To identify candidate TFs involved in regulating dendrobine biosynthesis, a co-expression network containing 26 nodes and 63 links was constructed using 194 selected TFs and 5 known dendrobine biosynthetic genes including DoDMAPP (LOC110095726), DoFPPS (LOC110096432), DoMVK (LOC110113415), DoDXR (LOC110096522) and DoCYP71D55 (LOC110114012). Pearson correlation coefficients >0.9 and an adjusted P-value <0.05 were used as cutoffs (Figure 5A; Supplementary Table S15). In this co-expression network, DoRAP2.4 (LOC110110379) and DoGRF10 (LOC110104491) exhibited the highest Pearson correlation coefficients reaching to 0.983, followed by DoFAR1 (LOC110105203), DoGRF6 (LOC110107122), DoNAC68 (LOC110092932), DoERF8 (LOC110095855), and DoBEL1 (LOC110111122) with the Pearson correlation coefficients greater than 0.95 (Figure 5B; Supplementary Table S16). These TFs were thought to be the potential regulators of dendrobine biosynthesis in D. officinale.
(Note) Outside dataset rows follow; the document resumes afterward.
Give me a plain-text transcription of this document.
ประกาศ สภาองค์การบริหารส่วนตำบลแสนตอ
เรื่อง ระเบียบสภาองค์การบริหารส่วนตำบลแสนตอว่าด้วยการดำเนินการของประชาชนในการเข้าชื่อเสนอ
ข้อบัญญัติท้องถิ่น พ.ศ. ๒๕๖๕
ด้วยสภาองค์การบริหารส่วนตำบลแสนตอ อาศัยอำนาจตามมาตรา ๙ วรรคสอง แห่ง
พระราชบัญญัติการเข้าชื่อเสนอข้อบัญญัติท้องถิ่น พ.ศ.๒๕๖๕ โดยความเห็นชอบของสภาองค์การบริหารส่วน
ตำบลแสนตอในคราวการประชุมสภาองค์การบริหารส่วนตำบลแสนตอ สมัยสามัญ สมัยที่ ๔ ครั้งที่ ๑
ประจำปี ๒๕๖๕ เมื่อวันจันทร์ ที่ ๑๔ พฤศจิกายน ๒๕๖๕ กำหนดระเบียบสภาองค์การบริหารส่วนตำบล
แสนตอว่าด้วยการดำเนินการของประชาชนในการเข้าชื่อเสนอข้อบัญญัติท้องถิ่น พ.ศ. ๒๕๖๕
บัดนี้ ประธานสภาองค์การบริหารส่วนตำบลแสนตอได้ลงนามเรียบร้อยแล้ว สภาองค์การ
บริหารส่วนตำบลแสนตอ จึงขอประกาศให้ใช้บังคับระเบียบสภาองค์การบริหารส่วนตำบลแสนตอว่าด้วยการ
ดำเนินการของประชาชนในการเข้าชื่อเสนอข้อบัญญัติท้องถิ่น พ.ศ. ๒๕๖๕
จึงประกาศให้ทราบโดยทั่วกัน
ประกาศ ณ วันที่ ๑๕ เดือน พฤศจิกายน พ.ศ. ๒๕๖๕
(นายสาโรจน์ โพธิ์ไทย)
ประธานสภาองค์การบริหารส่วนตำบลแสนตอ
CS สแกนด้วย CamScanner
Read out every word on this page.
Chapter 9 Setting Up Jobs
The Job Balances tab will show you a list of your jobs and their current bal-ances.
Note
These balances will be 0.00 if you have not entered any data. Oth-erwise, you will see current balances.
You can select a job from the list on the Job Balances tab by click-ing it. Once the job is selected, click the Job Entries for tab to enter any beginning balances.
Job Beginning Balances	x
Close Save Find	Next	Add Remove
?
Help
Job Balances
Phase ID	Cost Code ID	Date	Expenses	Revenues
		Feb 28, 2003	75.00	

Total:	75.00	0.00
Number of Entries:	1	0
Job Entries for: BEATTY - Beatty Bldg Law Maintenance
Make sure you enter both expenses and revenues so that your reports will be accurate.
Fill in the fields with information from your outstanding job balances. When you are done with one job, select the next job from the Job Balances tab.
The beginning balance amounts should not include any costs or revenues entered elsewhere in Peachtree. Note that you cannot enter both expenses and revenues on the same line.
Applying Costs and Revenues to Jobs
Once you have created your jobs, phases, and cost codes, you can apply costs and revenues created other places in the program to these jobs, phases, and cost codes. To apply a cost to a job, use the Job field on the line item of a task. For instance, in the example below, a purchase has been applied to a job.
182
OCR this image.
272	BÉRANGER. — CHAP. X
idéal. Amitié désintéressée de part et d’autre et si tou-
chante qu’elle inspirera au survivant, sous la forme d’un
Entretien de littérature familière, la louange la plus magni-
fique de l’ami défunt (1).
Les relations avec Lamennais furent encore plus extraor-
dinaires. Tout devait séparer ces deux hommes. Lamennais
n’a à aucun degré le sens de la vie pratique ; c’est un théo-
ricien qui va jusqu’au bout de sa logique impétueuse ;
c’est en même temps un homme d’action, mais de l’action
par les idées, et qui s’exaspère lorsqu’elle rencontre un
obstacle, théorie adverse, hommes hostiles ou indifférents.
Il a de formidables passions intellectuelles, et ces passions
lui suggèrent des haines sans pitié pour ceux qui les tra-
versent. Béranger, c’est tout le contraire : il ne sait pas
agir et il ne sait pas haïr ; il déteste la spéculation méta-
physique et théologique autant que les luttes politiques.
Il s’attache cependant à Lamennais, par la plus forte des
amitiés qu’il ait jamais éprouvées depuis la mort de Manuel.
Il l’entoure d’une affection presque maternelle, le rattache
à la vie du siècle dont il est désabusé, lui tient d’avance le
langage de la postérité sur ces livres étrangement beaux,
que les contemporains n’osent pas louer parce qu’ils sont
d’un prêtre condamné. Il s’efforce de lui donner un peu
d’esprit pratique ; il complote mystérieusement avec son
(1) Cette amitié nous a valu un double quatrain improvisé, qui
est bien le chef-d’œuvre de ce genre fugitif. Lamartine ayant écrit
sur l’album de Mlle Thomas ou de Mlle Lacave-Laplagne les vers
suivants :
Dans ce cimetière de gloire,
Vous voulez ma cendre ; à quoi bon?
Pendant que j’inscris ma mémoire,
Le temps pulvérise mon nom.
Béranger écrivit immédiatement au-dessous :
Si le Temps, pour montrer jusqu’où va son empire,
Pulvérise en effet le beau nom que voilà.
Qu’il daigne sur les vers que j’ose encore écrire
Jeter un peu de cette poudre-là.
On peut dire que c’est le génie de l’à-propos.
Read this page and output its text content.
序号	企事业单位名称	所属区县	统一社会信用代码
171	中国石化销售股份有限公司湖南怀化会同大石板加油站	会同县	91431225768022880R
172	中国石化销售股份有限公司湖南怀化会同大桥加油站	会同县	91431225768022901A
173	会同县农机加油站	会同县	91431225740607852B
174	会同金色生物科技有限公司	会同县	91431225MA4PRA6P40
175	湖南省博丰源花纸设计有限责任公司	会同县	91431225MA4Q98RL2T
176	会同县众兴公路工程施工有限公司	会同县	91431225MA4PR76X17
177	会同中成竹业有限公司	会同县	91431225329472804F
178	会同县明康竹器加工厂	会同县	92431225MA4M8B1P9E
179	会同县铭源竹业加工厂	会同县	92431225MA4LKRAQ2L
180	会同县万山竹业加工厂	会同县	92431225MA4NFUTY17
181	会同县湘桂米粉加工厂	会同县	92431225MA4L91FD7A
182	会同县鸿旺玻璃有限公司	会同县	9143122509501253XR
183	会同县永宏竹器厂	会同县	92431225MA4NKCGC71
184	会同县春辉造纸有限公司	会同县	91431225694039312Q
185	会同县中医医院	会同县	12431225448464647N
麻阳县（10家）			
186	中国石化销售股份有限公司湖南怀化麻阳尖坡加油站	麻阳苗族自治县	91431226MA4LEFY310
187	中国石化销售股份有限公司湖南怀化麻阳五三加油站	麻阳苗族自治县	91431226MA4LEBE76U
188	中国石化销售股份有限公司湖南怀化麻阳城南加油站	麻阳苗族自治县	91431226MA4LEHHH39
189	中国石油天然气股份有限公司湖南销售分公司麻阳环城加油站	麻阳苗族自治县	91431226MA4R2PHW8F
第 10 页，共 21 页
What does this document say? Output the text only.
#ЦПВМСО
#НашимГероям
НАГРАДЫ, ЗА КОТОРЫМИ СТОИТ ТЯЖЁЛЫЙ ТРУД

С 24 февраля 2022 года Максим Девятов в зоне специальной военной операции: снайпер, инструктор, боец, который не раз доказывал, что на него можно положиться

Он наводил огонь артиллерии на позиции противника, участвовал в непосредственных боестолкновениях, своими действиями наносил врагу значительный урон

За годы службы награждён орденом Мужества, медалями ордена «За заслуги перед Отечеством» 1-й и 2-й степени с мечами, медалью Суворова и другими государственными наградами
To identify potential co-regulators involved in both dendrobine biosynthesis and LP stress response, this study conducted an integrative analysis combining 10 candidate TFs implicated in the regulation of dendrobine biosynthesis with 21 potential candidate TFs responsive to LP stress (Figure 6A). This analysis revealed seven overlapping candidate TFs: DoNAC68 (LOC110092932), DoERF5 (LOC110093822), DobHLH57 (LOC110111619), DobZIP25 (LOC110116565), DoBEL1 (LOC110111122), DoERF8 (LOC110095855) and DoERF6 (LOC110106428). The expression patterns of all seven candidate TFs were subsequently validated by qRT−PCR under a gradient of phosphorus concentrations. The results confirmed that their expression trends were highly consistent with the transcriptomic data, with correlation coefficients ranging from 0.92 to 0.99 (Figure 6B; Supplementary Figure S2). These results demonstrate the reliability of the transcriptomic data in mining the candidate TFs involved in modulating dendrobine biosynthesis under phosphate deficiency in D. officinale.